County level results here For most of the states with county level tested data available, the counties within them have consistent measures. There are some exceptions:
I like the idea of adding value by figuring out what's what and then publishing synthesized signals, e.g. one for each type of counting methodology, and one hybrid that covers a superset of the locations and maybe does some harmonizing. Obviously this will require more investigation and thinking, so it should be discussed and put somewhere on our priority stack.
As for mirroring CSD, let's wait for @ryantibs's answer and CAN's answers.
Sorry for the late reply here. I think Roni and I already talked about it this morning and discussed the value of mirroring, but, let me know if you still need me to weigh in on anything else.
We decided we would like to go ahead with mirroring CDS for now.
In the longer term it is important to have more coherent signals (e.g. separately for #individuals-tested, #tests-performed, etc.). C.A.N. is actively working on this now with Velorum, so we should probably not duplicate their work.

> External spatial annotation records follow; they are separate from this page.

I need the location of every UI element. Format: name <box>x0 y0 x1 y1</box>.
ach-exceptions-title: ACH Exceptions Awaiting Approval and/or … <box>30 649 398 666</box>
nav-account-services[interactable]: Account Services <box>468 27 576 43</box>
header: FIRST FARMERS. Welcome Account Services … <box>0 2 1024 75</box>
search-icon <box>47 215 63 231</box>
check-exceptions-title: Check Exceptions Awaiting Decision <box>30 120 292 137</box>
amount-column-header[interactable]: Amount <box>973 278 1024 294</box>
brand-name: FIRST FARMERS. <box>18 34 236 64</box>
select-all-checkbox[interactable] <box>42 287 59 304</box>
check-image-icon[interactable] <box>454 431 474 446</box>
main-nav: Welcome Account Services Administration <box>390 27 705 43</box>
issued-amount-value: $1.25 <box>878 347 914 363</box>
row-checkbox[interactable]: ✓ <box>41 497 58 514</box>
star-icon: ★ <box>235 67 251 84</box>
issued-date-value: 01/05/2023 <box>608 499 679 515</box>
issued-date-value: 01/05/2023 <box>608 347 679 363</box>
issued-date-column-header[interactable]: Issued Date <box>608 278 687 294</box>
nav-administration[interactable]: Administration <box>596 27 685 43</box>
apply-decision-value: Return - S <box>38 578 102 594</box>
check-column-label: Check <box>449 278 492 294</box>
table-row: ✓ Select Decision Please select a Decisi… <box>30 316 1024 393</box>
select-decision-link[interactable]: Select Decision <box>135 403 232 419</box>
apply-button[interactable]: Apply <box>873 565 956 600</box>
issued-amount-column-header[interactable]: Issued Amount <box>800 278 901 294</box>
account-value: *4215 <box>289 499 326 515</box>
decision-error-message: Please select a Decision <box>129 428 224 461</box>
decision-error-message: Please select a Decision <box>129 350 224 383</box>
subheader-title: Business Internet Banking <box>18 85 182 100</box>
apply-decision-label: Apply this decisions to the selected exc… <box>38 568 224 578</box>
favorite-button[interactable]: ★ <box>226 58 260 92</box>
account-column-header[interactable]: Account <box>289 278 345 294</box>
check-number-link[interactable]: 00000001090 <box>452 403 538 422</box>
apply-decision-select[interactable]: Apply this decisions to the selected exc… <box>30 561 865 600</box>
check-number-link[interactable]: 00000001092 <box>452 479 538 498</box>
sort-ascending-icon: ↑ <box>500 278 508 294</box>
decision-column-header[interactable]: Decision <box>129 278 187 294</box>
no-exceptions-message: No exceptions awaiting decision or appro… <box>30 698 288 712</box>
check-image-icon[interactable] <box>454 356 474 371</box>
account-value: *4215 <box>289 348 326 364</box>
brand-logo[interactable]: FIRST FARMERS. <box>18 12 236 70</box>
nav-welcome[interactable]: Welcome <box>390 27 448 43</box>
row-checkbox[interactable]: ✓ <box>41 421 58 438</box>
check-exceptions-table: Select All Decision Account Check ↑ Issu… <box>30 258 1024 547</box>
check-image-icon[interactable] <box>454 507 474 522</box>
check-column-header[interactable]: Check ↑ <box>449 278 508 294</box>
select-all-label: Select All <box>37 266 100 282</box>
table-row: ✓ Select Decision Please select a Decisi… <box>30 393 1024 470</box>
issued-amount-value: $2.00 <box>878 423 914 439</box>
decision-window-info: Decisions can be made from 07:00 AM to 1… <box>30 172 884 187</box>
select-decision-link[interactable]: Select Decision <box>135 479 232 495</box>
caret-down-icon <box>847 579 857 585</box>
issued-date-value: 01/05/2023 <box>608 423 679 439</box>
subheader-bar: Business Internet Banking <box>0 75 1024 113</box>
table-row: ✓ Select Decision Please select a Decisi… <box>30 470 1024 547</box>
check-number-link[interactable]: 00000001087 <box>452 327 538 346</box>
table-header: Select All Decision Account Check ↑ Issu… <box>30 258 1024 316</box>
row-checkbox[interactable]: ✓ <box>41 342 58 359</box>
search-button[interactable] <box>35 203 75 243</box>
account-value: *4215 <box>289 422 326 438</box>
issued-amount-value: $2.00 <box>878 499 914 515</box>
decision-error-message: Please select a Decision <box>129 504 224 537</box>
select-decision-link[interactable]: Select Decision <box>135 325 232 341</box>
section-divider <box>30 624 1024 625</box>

If we're mirroring, then we should not construct or publish a pct_positive
signal.
@krivard : That's correct.
@ryantibs : What is your thinking following our discussion with Igor? Do you think we should go ahead with simple mirroring for now? And/or do the one week project with CAN?
Based on the team leads discussion this morning, we should put CDS mirroring on indefinite hold. Should this issue be suspended?
Yes -- I'll close it for now, and we can reopen at a later date if we find it is needed.
The Corona Data Scraper project produces the testing data that's used by Covid Act Now. They seem to have testing data for specific counties they scrape. They're also connected to the COVID Atlas.
We should investigate their testing data and see if they report enough counties to make it worthwhile to ingest.
Meanwhile, COVID Tracking has an API for state-level testing data, which forecasting is already using even though it's not in our API.